Ninguno parecía inclinado a discutir. Se quitó el quitón por la cabeza, lo dejó caer al suelo y corrió a encaramarse al palo trinquete. El vigía era Thron, el grumete más joven y ágil del barco.

—¡Mira eso, señor! —dijo, señalando la playa que se extendía detrás del rompeolas. Tomis presumía de tener dos playas para galeras, una a cada lado de un cabo rocoso. Ellos solo veían la rada norte.

Había tres trirremes varados en la playa y un cuarto barco de guerra anclado en la amplia curva de la bahía. Era el
Loto Dorado
.

—¡Kalos! ¡Arriad las velas ahora mismo! —gritó Sátiro desde la cofa.

—¡Sí, señor! —contestó Kalos, y los marineros corrieron a sus puestos, y se oyó el palmoteo de sus pies descalzos en las cubiertas.

—Buen ojo, chico —dijo Sátiro. Señaló la cubierta—. Una lechuza de plata para ti cuando termines tu turno de guardia.

—¿Para mí? —respondió Thron, sonriendo de oreja a oreja.

Sátiro pasó por alto su admiración y bajó a la cubierta.

Diocles ya estaba virando hacia el mar.

—¿Qué ocurre? —preguntó.

—El
Loto Dorado
está en la rada —contestó Sátiro. Miró en derredor—. ¡Todos los oficiales! —llamó.

Neiron estaba sentando a los remeros en las bancadas. Hizo una seña.

Kalos ya había arriado las reveladoras velas. Alguien que observara desde la playa solo podría alcanzar a ver dos palos desnudos a contraluz del ocaso. Se dirigió a popa, deteniéndose para maldecir a un marinero que mostraba torpeza plegando la preciada vela.

Apolodoro, otro superviviente de Gaza, vino desde la proa. Sin armadura, y pese a su corta estatura, exhibía su formidable musculatura. Un hombre muy duro, sin duda. A falta de Abraham, era el filarco de sus infantes.

Sátiro señaló hacia el puerto.

—Es posible que León haya venido aquí —anunció.

—No puede ser León —dijo Terón—. Lo rodeaban diez barcos cuando escapamos.

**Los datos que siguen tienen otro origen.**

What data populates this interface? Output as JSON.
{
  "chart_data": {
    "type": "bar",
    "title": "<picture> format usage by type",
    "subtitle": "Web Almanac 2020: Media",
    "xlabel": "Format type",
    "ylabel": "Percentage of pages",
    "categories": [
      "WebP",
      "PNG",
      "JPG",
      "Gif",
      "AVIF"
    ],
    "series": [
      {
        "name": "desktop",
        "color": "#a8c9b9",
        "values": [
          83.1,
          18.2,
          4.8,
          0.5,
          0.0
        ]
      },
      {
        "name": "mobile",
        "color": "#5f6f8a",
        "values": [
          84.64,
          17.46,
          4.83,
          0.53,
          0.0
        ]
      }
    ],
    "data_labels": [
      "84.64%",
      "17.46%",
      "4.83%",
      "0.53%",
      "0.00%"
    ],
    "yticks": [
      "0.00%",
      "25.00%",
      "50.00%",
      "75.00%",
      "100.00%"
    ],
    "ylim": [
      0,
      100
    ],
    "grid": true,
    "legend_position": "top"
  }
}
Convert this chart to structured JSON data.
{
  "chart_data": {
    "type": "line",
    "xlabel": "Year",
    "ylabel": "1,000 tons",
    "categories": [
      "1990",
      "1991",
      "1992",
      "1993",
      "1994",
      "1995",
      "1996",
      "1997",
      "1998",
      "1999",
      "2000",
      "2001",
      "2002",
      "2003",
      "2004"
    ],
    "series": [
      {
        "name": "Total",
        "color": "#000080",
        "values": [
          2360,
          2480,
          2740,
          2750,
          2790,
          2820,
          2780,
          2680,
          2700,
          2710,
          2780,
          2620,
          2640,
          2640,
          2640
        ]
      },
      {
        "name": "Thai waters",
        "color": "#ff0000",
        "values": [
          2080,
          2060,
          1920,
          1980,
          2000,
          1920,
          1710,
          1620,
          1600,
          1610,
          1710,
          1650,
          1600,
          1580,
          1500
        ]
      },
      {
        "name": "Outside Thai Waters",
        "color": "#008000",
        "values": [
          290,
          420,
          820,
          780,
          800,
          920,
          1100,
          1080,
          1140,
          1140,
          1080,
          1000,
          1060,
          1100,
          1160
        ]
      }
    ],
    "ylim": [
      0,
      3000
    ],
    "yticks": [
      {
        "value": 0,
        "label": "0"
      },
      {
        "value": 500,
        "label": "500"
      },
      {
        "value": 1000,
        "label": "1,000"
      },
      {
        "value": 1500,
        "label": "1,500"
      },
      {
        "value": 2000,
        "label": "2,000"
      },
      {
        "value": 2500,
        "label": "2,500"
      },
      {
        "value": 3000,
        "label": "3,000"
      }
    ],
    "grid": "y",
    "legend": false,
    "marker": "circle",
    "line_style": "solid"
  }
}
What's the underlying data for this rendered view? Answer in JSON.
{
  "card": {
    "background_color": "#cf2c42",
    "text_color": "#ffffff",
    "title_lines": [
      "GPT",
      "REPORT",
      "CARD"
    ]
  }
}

Lo apresaron.

—Nosotros escapamos —repuso Sátiro.

—Él no —insistió Terón.

—¿Ninguna posibilidad? —preguntó Sátiro, acallándolos—. Tomis es un puerto amigo. Si esos barcos son los de Eumeles, él y su navarco son idiotas. Y tenemos un casco lleno de remeros entrenados para luchar. Ahora bien, si es León, quedaremos como unos estúpidos y quizá matemos a algún amigo nuestro. Tenemos que saber a qué atenernos.

Kalos se encogió de hombros.

—Entramos, nos abarloamos y les ponemos un cuchillo en el cuello. Si son amigos, pedimos perdón y dejamos que nos inviten a vino.

—Hete aquí por qué no eres navarco —dijo Neiron, rascándose el cogote—. Estoy de acuerdo con el capitán. Tenemos que saber.

Terón asintió lentamente.

—Yo también estoy de acuerdo.

Sátiro asintió.

—Bien. Voy yo.

Terón negó con la cabeza.

—No seas tonto, chaval.

Sátiro se volvió y miró fríamente a su antiguo entrenador.

—No soy un chaval, y tampoco soy tonto, Terón. Ya hablaremos de esto en otro momento —dijo con cuidado, procurando traslucir la menor ira posible. Había llegado la hora de marcar las distancias con todos ellos, decidió—. Aquí tengo amigos de familia. Soy joven, sé nadar y estoy prácticamente ileso.

—Deja que vaya Diocles o uno de los chicos —dijo Terón. Era evidente que le había dolido la reprimenda de su antiguo alumno—. Tienes el brazo mal.

—He tenido heridas peores —repuso Sátiro.